Symphony #39 begins with several minutes of those massive, monumental, bombastic block chords. This is the music that inspired Beethoven to create ever greater and louder orchestral blockbusters. (These eventually lead to the WHO and Pete Townsend’s power chords but that is a discussion for my advanced musicology class. https://youtu.be/v0fAQ0jZKQY)

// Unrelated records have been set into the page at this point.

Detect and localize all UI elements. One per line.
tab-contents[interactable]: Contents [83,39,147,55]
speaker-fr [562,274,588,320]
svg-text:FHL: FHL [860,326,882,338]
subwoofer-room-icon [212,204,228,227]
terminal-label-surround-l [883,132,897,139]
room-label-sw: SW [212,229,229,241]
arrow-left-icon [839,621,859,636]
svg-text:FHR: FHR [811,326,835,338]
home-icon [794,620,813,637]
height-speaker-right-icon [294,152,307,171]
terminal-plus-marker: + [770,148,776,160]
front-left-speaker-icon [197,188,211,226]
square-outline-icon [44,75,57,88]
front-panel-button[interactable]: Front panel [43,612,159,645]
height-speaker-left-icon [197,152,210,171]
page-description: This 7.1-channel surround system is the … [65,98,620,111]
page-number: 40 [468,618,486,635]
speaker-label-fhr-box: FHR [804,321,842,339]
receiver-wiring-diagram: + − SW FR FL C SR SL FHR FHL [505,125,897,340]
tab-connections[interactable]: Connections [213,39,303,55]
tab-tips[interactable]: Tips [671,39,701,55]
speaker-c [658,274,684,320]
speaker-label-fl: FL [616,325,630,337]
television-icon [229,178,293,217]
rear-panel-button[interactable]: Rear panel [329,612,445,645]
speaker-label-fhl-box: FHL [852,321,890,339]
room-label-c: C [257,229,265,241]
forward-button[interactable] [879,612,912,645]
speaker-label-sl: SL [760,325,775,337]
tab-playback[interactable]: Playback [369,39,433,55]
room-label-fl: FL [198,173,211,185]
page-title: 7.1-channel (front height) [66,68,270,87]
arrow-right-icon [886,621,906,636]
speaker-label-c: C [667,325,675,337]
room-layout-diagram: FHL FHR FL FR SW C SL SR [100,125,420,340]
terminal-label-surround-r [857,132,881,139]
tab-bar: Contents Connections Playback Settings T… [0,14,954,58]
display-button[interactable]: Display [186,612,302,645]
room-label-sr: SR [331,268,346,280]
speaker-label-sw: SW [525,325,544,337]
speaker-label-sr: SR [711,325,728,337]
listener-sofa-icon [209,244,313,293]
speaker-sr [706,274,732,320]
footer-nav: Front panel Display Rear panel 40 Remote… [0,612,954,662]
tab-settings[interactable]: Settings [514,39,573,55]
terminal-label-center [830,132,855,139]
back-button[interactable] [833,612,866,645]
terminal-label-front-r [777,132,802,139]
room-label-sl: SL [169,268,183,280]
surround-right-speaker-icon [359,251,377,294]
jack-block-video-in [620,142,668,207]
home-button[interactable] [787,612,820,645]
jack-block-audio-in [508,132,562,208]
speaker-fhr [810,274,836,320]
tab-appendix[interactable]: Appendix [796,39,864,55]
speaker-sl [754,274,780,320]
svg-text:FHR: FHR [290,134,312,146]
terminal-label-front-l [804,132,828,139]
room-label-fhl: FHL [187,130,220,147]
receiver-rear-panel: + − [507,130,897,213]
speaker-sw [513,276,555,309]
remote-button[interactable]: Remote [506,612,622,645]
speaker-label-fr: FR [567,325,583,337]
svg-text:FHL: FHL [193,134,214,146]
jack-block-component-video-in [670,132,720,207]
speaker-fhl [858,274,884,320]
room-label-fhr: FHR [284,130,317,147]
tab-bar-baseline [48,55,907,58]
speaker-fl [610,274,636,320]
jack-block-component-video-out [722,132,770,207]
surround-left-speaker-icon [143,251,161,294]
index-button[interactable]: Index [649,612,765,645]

The second movement is clearly in Ab Major but for development, Mozart manages to take us smoothly to the distant and unrelated key of B minor, making this about as far as any classical composer had ever ventured out into the far reaches of the harmonic galaxy. This represents a new harmonic freedom that was excessively exploited by Hummel and all subsequent composers. (As an interesting sidelight, Mozart died young and so his two sons were sent off to study piano and with the younger virtuoso Johann Nepomuk Hummel. Hummel had been a child prodigy. According to his biographer Mark Kroll, pre-teen Hummel was taught and housed by Mozart for two years free of charge and made his first concert appearance at the age of nine at one of Mozart's concerts.)
For the finale, Mozart wrote an absolutely wonderful
celebration of violin virtuosity for those with nimble fingers. It is quite a workout and much practicing will be done this month. Don’t miss it! See you at the Symphony!